Thursday, November 04, 2010

The Littlest Colonel

In The Littlest Colonel (1935; dir. David Butler) the border state of Kentucky is the Deep South. A white columned plantation house, an elderly colonel who refuses to accept defeat by the North, loyal black servants indistinguishable from slaves, courtly manners, Southern belles. The South is a setting for this tale of how a winning little girl brings reconciliation between an estranged father and daughter. The film also serves as a vehicle for the 1930s child star Shirley Temple. Her acting never varied much from one film to the next, except that over the decade she got older.

The North-South division is the crux of the event that tears father and daughter apart. The colonel wants her to marry a gentleman from the south. She plans to marry a northerner, aptly named Jack Sherman. Father and daughter are resolutely stubborn. She leaves with her fiancé and her father tells her never to enter the house again.

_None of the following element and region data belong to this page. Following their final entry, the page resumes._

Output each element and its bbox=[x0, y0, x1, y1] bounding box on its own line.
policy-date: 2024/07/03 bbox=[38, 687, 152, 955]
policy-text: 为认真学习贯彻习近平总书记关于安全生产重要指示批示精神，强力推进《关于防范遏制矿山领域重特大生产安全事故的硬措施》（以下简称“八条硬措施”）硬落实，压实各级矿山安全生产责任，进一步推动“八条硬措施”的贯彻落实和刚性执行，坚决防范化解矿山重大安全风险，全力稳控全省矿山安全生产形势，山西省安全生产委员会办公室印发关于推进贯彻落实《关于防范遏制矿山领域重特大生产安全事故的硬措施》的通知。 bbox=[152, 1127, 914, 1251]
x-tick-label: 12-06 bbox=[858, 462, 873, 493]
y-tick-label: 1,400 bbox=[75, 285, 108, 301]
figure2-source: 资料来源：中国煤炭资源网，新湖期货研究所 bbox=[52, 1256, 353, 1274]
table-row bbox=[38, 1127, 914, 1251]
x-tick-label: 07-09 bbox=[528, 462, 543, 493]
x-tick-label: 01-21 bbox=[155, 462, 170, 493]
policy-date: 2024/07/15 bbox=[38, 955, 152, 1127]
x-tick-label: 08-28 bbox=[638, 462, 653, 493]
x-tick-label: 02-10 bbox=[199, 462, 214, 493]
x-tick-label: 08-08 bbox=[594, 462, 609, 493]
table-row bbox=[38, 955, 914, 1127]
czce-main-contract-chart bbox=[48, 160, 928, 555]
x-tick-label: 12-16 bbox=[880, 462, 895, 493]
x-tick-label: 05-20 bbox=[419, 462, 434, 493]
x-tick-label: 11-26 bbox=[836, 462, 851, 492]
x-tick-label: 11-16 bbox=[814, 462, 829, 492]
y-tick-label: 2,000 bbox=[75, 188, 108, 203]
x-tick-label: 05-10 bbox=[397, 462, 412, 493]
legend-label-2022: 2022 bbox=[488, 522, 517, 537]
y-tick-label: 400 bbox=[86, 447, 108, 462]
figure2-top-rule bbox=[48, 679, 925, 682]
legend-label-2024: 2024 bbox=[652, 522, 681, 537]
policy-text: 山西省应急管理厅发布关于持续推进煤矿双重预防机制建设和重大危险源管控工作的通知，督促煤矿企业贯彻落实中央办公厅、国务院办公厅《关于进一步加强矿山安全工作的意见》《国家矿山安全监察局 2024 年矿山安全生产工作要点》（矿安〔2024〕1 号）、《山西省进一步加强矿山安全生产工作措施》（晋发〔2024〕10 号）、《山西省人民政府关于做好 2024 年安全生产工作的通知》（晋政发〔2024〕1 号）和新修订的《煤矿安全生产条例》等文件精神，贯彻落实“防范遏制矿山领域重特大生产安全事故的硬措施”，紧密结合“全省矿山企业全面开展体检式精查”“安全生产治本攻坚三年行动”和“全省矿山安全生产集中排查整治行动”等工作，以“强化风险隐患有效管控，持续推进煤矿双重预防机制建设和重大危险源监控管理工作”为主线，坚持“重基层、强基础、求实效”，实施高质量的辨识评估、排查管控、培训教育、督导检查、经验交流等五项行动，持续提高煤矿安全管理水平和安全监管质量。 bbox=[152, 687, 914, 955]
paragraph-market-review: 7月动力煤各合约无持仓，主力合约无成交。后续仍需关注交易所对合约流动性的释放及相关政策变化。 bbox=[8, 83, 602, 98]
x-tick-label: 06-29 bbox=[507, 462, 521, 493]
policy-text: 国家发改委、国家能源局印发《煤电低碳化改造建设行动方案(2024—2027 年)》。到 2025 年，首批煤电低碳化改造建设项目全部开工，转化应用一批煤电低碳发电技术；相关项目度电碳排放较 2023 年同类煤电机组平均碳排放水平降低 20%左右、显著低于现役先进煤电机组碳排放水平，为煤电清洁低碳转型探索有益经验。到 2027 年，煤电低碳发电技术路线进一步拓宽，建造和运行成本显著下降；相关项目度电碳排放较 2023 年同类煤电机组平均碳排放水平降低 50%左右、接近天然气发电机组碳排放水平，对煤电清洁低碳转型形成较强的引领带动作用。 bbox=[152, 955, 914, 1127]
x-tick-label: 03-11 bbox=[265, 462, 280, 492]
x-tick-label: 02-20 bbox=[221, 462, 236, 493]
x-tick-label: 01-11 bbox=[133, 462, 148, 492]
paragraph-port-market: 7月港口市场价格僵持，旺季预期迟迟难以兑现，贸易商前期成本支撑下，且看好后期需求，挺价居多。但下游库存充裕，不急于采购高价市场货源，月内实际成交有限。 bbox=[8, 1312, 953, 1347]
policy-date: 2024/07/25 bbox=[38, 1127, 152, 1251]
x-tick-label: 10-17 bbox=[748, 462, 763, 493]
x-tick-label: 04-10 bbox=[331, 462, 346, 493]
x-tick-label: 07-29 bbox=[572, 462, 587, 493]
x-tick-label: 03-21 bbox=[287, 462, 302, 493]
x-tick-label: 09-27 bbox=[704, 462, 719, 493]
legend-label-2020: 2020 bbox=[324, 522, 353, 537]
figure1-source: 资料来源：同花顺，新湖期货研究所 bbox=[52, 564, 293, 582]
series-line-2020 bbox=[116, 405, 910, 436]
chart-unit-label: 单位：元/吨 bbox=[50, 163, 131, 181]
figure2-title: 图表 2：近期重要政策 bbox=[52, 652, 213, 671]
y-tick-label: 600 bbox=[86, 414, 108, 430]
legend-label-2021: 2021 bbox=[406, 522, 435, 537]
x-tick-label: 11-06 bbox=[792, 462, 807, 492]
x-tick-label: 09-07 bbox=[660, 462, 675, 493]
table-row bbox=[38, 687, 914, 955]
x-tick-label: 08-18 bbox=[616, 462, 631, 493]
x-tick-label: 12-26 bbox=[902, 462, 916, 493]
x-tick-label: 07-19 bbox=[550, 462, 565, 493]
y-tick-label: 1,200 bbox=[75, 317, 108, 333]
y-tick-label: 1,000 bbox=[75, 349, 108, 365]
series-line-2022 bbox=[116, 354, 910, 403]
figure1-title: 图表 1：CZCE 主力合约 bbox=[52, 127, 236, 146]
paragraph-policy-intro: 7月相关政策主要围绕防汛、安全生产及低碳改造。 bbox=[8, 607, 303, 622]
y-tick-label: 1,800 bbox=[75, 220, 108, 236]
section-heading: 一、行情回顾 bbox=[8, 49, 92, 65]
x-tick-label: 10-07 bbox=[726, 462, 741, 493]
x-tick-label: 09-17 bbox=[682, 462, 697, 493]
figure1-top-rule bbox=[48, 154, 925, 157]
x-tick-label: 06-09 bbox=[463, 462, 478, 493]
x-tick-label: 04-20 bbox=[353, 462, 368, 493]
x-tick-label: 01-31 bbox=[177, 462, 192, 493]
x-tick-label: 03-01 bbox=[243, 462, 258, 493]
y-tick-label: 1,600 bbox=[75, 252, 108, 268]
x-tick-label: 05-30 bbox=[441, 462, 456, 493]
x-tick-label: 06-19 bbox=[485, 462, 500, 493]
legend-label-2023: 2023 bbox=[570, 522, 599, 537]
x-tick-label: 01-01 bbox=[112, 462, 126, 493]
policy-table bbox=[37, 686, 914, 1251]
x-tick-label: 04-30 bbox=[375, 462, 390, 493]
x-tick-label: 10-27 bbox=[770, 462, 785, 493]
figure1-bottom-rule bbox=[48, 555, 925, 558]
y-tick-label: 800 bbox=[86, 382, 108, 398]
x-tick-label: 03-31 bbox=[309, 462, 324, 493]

The strongest figure in the film is Lionel Barrymore, who plays old Colonel Lloyd. He struts and huffs and puffs and overacts and holds your attention. There are entertaining moments between the house servants and Temple, entertaining within the narrowly defined lives of the servants. Bill Robinson plays the head house servant, Walker. He knows and has opinions about everything going on in the house, but he usually holds his tongue. (This in is a stereotype—the knowing, avuncular house servant who doesn’t say what he thinks). He and Temple perform two dance numbers together, one on the inner stairs of the colonel’s house, another in a barn where he looks after horses. Robinson was a wonderful dancer, as the scene on the stairs makes clear. Hattie McDaniel appears in her stock role as personal servant, or Mammy, to Shirley Temple’s character. McDaniel played these parts well—she was human and believable despite the constraints of her roles.

The characters played by McDaniel and Robinson are important secondary roles, but none of the black characters in the film ever wanders outside the prescribed social boundaries. Nor would they in a film like this, that exists only to tell a story, to broadcast the talents of its child star, that isn’t interested in subverting or questioning or satirizing. The Littlest Colonel accepts the conventions of the Old South without question.

Other black characters in the film, in particular two children, and one house servant, provide comic relief. Children can be funny without much effort, of course. These two children—a little boy and an older girl--play roles secondary to Temple’s. They follow her around, obey her commands, and make comic statements and comic actions. The little boy can do little more than moan and groan and utter monosyllables. This film offers further confirmation of the fact that African Americans in the 1930s had virtually no choice of roles beyond those involving servitude and slavery and low comedy. I wouldn’t characterize the portrayal of black characters in this film as viciously racist, but instead as conventionally racist. Given the decade, that’s about what one could expect from an A-list film written, directed, and produced by whites for a mostly white audience.

The film shows whites and especially blacks as accepting of their positions in life, as masters and servants. It purveys the notion that within this range of acceptance blacks and whites lived comfortably together in a nurturing community, helping and supporting one another when circumstances called for it. It’s important to remember that the story takes place in the 1880s, long after the end of the Civil War, when the former slaves could have left the plantation for better opportunities. That they have remained with the colonel simply reflects the golden gaze of Thomas Nelson Page apologetics that underlies this film’s conception of historical reality.

I’m always a sucker for films that show reconciliation between parents and children. In this one there’s no question, from the earliest scene in which they argue, that reconciliation will come for the colonel and his daughter. What gives the film interest, beyond Barrymore’s wonderful overacting and Temple’s carefully managed talents and the merits of other actors is the question of when that moment will occur. It comes not a moment too soon. And then, except for a final scene in which all the characters, black and white, enjoy a barbecue together, a scene filmed in color (in contrast to the rest of this black and white film), the affair is over.